Dari pertanyaan tersebut, perspektif kritis yang bisa diambil untuk mencermati mengapa ada pertanyaan seperti itu adalah demikian : Pertama Pertanyaan diatas mungkin secara kasat hanya merupakan representatif dari situasi dan kondisi pada disembilan kampung di atas namun belum tentu tepat, pertanyaan diatas bisa saja menjadi pertanyaan mayoritas kampung yang ada di Papua Barat atau bahkan se-Tanah Papua, mengingat pertanyaan diatas secara prinsip bersumber dari fakta situasi bahwa “aparatur pemerintah kampung pada kenyataanya memiliki kapasitas yang memadai secara institusi, sebab mereka dilantik atau diangkat sebagai Kepala Kampung berdasarkan SK Bupati dan juga mereka memiliki data dan informasi yang jauh cukup akurat dapat dikelolah (dikaji) untuk membentuk peraturan apapun terhadap Kampung, tetapi sumber daya tersebut tidak pernah dimaksimalkan, peraturan kampung tidak perna ada.

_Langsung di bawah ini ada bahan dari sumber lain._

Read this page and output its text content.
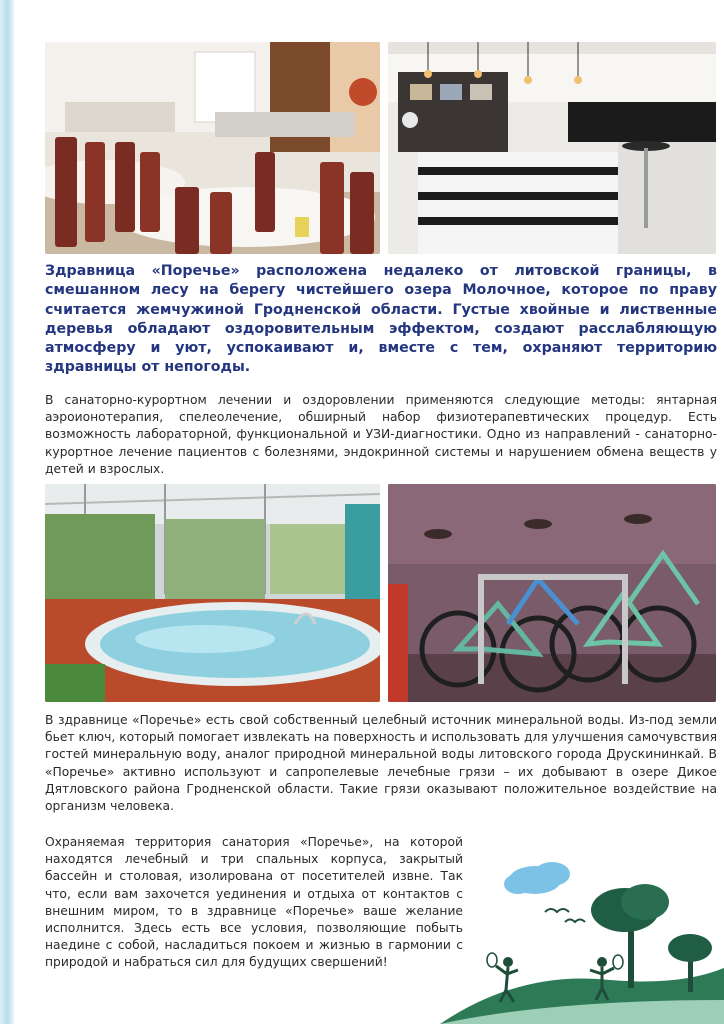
Здравница «Поречье» расположена недалеко от литовской границы, в смешанном лесу на берегу чистейшего озера Молочное, которое по праву считается жемчужиной Гродненской области. Густые хвойные и лиственные деревья обладают оздоровительным эффектом, создают расслабляющую атмосферу и уют, успокаивают и, вместе с тем, охраняют территорию здравницы от непогоды.

В санаторно-курортном лечении и оздоровлении применяются следующие методы: янтарная аэроионотерапия, спелеолечение, обширный набор физиотерапевтических процедур. Есть возможность лабораторной, функциональной и УЗИ-диагностики. Одно из направлений - санаторно-курортное лечение пациентов с болезнями, эндокринной системы и нарушением обмена веществ у детей и взрослых.

В здравнице «Поречье» есть свой собственный целебный источник минеральной воды. Из-под земли бьет ключ, который помогает извлекать на поверхность и использовать для улучшения самочувствия гостей минеральную воду, аналог природной минеральной воды литовского города Друскининкай. В «Поречье» активно используют и сапропелевые лечебные грязи – их добывают в озере Дикое Дятловского района Гродненской области. Такие грязи оказывают положительное воздействие на организм человека.

Охраняемая территория санатория «Поречье», на которой находятся лечебный и три спальных корпуса, закрытый бассейн и столовая, изолирована от посетителей извне. Так что, если вам захочется уединения и отдыха от контактов с внешним миром, то в здравнице «Поречье» ваше желание исполнится. Здесь есть все условия, позволяющие побыть наедине с собой, насладиться покоем и жизнью в гармонии с природой и набраться сил для будущих свершений!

Kedua, pertanyaan diatas “memberi petunjuk” bahwa meskipun telah ada berbagai Produk hukum yang secara hirarkis dimulai dari UUD 1945 hingga Undang-Undang Otonomi Khusus maupun Perda Kabupaten/Kota yang banyak mengatur kepentingan rakyat kecil di Kampung namun pada kenyataanya Masyarakat Kampung justru bertanya “bagiamana bisa membuat Peraturan Kampung ?”.

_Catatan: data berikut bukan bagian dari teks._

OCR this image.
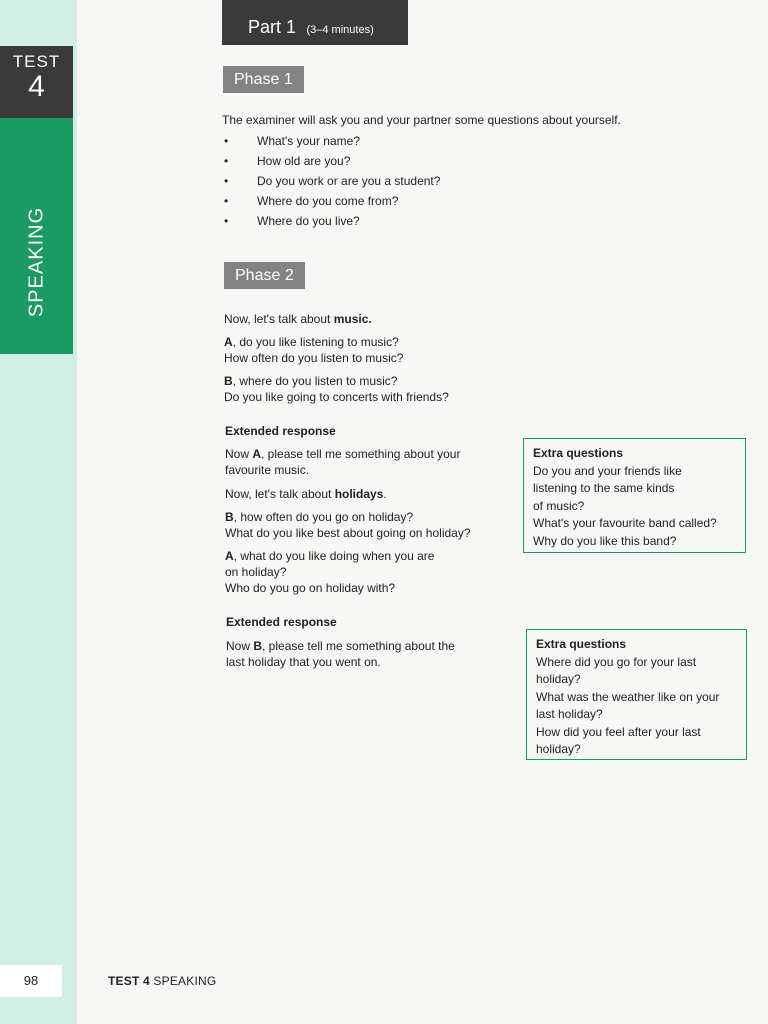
TEST
4
SPEAKING
98	TEST 4 SPEAKING
Part 1 (3–4 minutes)
Phase 1
The examiner will ask you and your partner some questions about yourself.
• What's your name?
• How old are you?
• Do you work or are you a student?
• Where do you come from?
• Where do you live?
Phase 2
Now, let's talk about music.
A, do you like listening to music?
How often do you listen to music?
B, where do you listen to music?
Do you like going to concerts with friends?
Extended response
Now A, please tell me something about your
favourite music.
Now, let's talk about holidays.
B, how often do you go on holiday?
What do you like best about going on holiday?
A, what do you like doing when you are
on holiday?
Who do you go on holiday with?
Extended response
Now B, please tell me something about the
last holiday that you went on.
Extra questions
Do you and your friends like
listening to the same kinds
of music?
What's your favourite band called?
Why do you like this band?
Extra questions
Where did you go for your last
holiday?
What was the weather like on your
last holiday?
How did you feel after your last
holiday?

Ketiga, “Masyarakat menyadari hak-hak mereka terutama terhadap akses Sumber Daya Alam” Di Kampung dan sekitar berpotensi untuk dikuasai oleh pihak lain dari Kampung, lalu otoritas Pemerintah Daerah tidak banyak berbuat sesuatu untuk memastikan kepentingan Masyarakat Kampung terproteksi utuh.

Ke-empat, “Masyarakat Kampung memahami bahwa situasi Pemerintah Kampung sangat rentan terhadap berbagai kepentingan ekonomi, politik, sosial yang mengatasnamakan Kampung”, sehingga adanya Peraturan adalah “terobosan strategis untuk mencegah berbagai kepentingan yang merecoki Kampung dan Masyarakat”.

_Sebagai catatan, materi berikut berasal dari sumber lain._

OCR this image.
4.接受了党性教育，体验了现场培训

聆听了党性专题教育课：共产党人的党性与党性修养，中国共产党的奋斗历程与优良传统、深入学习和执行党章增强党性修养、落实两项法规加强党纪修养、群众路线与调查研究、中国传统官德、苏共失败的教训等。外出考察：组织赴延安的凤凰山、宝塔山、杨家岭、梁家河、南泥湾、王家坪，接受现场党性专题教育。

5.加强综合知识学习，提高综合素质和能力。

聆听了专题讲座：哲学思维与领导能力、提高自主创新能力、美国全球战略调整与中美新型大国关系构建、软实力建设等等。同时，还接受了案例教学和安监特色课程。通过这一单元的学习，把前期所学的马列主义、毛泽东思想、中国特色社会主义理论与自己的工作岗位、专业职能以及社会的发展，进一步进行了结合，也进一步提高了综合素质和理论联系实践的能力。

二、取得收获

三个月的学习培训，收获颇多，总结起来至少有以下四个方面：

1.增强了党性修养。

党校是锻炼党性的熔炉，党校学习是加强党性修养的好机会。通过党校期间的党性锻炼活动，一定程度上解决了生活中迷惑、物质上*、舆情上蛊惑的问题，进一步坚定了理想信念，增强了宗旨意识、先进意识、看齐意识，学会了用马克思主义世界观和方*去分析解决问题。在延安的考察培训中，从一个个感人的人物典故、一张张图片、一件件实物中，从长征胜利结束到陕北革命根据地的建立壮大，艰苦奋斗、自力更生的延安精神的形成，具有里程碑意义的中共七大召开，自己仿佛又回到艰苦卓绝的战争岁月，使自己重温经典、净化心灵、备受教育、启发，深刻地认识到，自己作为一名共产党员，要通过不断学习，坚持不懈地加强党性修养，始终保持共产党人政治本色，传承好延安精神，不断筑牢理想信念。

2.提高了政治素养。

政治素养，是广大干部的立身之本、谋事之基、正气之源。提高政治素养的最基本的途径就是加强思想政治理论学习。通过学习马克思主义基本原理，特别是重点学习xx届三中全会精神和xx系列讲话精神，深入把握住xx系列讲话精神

Ke-lima, Sangat jelas, dari pertanyaan tersebut, masyarakat di Kampung membutuhkan assistensi untuk memperkuat kapasitas Pemerintahan Kampung, hal ini berangkat dari kesan selama ini Pemerintah Kampung hanya mengurus kepentingan SKPD Pemerintah Daerah yang belum tentu tepat sasaran 100% ke masyarakat, atau Kampung ditempatkan hanya alat pelengkap (subjektif) bagi Distrik dan Pemerintah Daerah tapi nasib masyarakat diabaikan.
Menjawab pertanyaan di atas secara sederhana, untuk Papua pasca implementasi Undang-Undang Otonomi Khusus, undang-undang ini cukup memberi stimulan bagi kampung untuk membentuk peraturan.  Undang-undang ini meski secara ekspilisit tidak menyebut klausul Peraturan Kampung seperti halnya Perdasus dan Perdasi akan tetapi beberapa pasal yang dapat dipahami sebagai politik hukum untuk adanya peraturan kampung yakni :
·         Pertama : Pasal 1 huruf l “Menyebut bahwa “kampung atau yang disebut dengan nama lain adalah kesatuan masyarakat hukum yang memiliki kewenangan untuk mengatur dan mengurus kepentingan masyarakat setempat berdasarkan asal usul dan adat istiadat setempat yang diakui dalam system pemerintahan nasional dan berada di daerah kabupaten/kota”.
·         Kedua : Pasal 5 ayat (7) : Menyebutkan bahwa “di Kampung dibentuk badan Musyawarah Kampung dan Pemerintah Kampung atau dapat disebut dengan nama lain.
·         Ketiga : Pasal 43 ayat (4) : Menyebutkan bahwa “penyediaan tanah ulayat dan tanah perorangan warga masyarakat hukum adat untuk keperluan apapun, dilakukan melalui musyawarah dengan masyarakat hukum adat dan warga yang bersangkutan untuk memperoleh kesepakatan mengenai penyerahan tanah yang diperlukan maupun imbalannya.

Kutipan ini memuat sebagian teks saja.